Two weeks after his inauguration, and six weeks after being declared the winner in the Oct. 9 presidential race, President Hamid Karzai is encountering difficulties in forming a new Cabinet.
As a candidate and president-elect, Karzai was adamant that his Cabinet would be qualified, efficient, honest and, above all, of his own choosing. He promised there would be no more coalitions, and no more political trade-offs with warlords, drug lords, or regional and ethnic factions.
Yet as he worked on his Cabinet last week, he found himself restricted by Afghanistan's new Constitution and by strict conditions laid down in it by a constitutional grand assembly a year ago. In particular, the constitutional demands that Cabinet ministers have higher education and hold only Afghan citizenship, and not dual citizenship, have stalled his plans.

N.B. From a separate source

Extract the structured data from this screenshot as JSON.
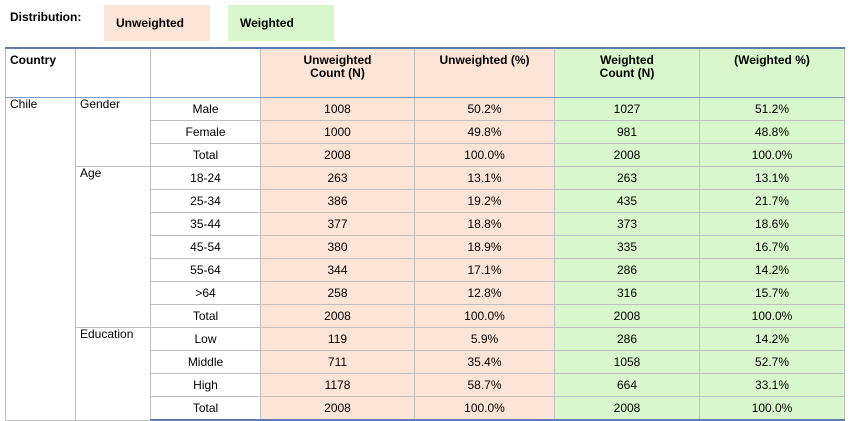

Speaking to Afghan journalists on Sunday, Karzai, 46, said that he had spent most of the past two weeks selecting his Cabinet, but that he had not finished.
"This is my decision, to go slowly, but to be precise and proceed wisely, so that we have a Cabinet that the people of Afghanistan are happy with," he said.

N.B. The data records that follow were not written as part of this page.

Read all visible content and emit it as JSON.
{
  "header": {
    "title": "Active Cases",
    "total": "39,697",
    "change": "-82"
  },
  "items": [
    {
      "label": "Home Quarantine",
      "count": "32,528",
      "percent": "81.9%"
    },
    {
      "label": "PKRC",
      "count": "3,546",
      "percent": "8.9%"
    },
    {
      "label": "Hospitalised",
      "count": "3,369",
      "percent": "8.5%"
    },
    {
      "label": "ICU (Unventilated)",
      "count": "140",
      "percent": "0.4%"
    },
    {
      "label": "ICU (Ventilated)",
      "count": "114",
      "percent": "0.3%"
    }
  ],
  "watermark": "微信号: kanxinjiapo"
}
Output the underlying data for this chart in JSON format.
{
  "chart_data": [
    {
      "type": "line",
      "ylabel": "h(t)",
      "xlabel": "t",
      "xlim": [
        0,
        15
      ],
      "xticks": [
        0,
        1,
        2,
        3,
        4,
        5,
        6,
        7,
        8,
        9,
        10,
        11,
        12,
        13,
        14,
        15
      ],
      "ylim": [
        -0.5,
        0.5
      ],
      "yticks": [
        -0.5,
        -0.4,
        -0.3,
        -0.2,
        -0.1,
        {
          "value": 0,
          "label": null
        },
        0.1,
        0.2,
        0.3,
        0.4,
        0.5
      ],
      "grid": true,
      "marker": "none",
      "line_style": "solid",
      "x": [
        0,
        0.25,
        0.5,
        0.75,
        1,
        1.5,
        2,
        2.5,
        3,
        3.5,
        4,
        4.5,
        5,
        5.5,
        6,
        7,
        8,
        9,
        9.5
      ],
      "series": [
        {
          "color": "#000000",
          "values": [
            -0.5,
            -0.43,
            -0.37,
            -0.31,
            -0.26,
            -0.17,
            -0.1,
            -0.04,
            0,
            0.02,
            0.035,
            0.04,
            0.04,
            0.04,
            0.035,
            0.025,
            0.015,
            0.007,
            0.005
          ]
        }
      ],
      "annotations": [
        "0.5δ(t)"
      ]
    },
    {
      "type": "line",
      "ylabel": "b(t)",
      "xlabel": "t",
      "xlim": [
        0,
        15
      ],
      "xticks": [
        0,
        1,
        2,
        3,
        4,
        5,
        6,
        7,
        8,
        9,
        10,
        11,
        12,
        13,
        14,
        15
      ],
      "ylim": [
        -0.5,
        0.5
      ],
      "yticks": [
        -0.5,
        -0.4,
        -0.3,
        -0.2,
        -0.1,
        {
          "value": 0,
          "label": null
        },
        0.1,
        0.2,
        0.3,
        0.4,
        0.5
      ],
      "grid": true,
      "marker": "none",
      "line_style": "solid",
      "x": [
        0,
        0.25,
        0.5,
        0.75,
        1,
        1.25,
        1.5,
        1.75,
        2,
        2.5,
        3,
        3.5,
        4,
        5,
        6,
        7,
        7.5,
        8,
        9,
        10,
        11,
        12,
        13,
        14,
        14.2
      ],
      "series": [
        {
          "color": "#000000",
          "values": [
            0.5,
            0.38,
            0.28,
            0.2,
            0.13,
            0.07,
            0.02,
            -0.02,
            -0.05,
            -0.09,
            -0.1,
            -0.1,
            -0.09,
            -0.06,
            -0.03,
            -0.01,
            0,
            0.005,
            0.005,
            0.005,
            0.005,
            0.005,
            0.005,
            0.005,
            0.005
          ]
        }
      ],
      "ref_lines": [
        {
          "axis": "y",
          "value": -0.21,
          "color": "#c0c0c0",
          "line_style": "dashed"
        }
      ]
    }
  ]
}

In fact, aides said, many of his current Cabinet members and some proposed additions had to be dropped because of the constitutional requirements.

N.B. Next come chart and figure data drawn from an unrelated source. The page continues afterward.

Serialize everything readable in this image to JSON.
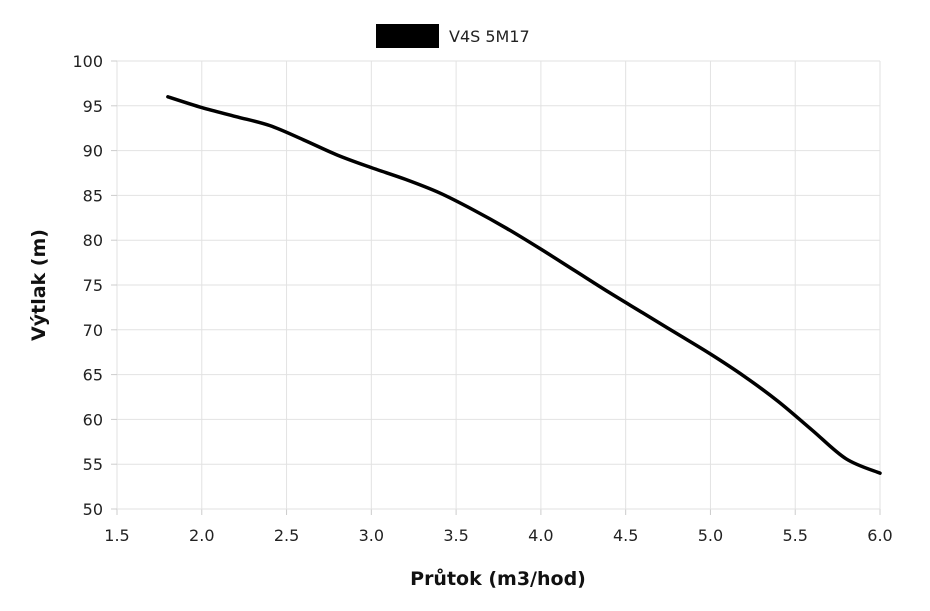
{
  "chart_data": {
    "type": "line",
    "xlabel": "Průtok (m3/hod)",
    "ylabel": "Výtlak (m)",
    "xlim": [
      1.5,
      6.0
    ],
    "ylim": [
      50,
      100
    ],
    "x_ticks": [
      "1.5",
      "2.0",
      "2.5",
      "3.0",
      "3.5",
      "4.0",
      "4.5",
      "5.0",
      "5.5",
      "6.0"
    ],
    "y_ticks": [
      "50",
      "55",
      "60",
      "65",
      "70",
      "75",
      "80",
      "85",
      "90",
      "95",
      "100"
    ],
    "grid": true,
    "legend_position": "top-center",
    "series": [
      {
        "name": "V4S 5M17",
        "color": "#000000",
        "x": [
          1.8,
          2.0,
          2.2,
          2.4,
          2.6,
          2.8,
          3.0,
          3.2,
          3.4,
          3.6,
          3.8,
          4.0,
          4.2,
          4.4,
          4.6,
          4.8,
          5.0,
          5.2,
          5.4,
          5.6,
          5.8,
          6.0
        ],
        "y": [
          96.0,
          94.8,
          93.8,
          92.8,
          91.2,
          89.5,
          88.1,
          86.8,
          85.3,
          83.4,
          81.3,
          79.0,
          76.6,
          74.2,
          71.9,
          69.6,
          67.3,
          64.8,
          62.0,
          58.8,
          55.6,
          54.0
        ]
      }
    ]
  }
}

At least five members of the current Cabinet whom Karzai had considered keeping do not have enough education, a presidential aide said. Among them are Minister of Commerce Sayed Mustafa Kazemi, Minister of Agriculture Sayed Hossein Anwari, Minister of Education Ahmad Mushahid and Minister of Public Works Gul Agha Sherzai. The defense minister, Marshall Muhammad Qasim Fahim, who was widely expected to be dropped from the Cabinet anyway, also does not have a college degree.
Zarar Ahmad, the governor of Parwan province and once a prospective Cabinet member, has been dropped for lack of a degree, another aide said.
Even more Cabinet members may have to be dropped because of the law on dual citizenship. Major Cabinet members with dual citizenship, often American, include Finance Minister Ahraf Ghani, Interior Minister Ahmed Ali Jalali, Information and Culture Minister Sayed Makhdum Raheen, and the ministers of reconstruction, urban development and higher education. The governor of the Central Bank would also be required to have only Afghan citizenship.
Karzai made it clear on Sunday that he would abide by the Constitution. "We have decided that anyone who joins the Cabinet must fill the condition of having higher education, because the law says so and we should respect the law," he said.
The article on dual citizenship allows a little more wiggle room for the president, since it gives parliament the final decision to approve or reject the appointment of a minister with dual citizenship. A parliament will not be elected for at least another six months, and so the onus is on Karzai to meet the basic demands of the Constitution.
Ministers would be asked to give up their foreign citizenship or others would be found who only had Afghan citizenship rather than provoke an embarrassment for the president if Parliament rejected the appointment later, one aide said.
"He wants to choose a Cabinet that will work for five years," he said of Karzai.
The conditions set by the Constitution are the result of intense rivalry among the main groups that have been vying for political pre-eminence in Afghanistan in the past three years. They can be roughly split into the mujahedeen, who fought in the wars of the past 20 years, and the Westernized technocrats, who often spent the past 20 years abroad, on the other. The mujahedeen sought to exclude many Westernized Afghans by banning anyone holding dual citizenship, while the technocrats sought to exclude the roughest mujahedeen by putting in the condition relating to higher education.
Karzai has sought to resolve issues through broad consultation, as is his wont. He was consulting the leaders of some parties last week, as well as lawyers and constitutional specialists, his spokesman said.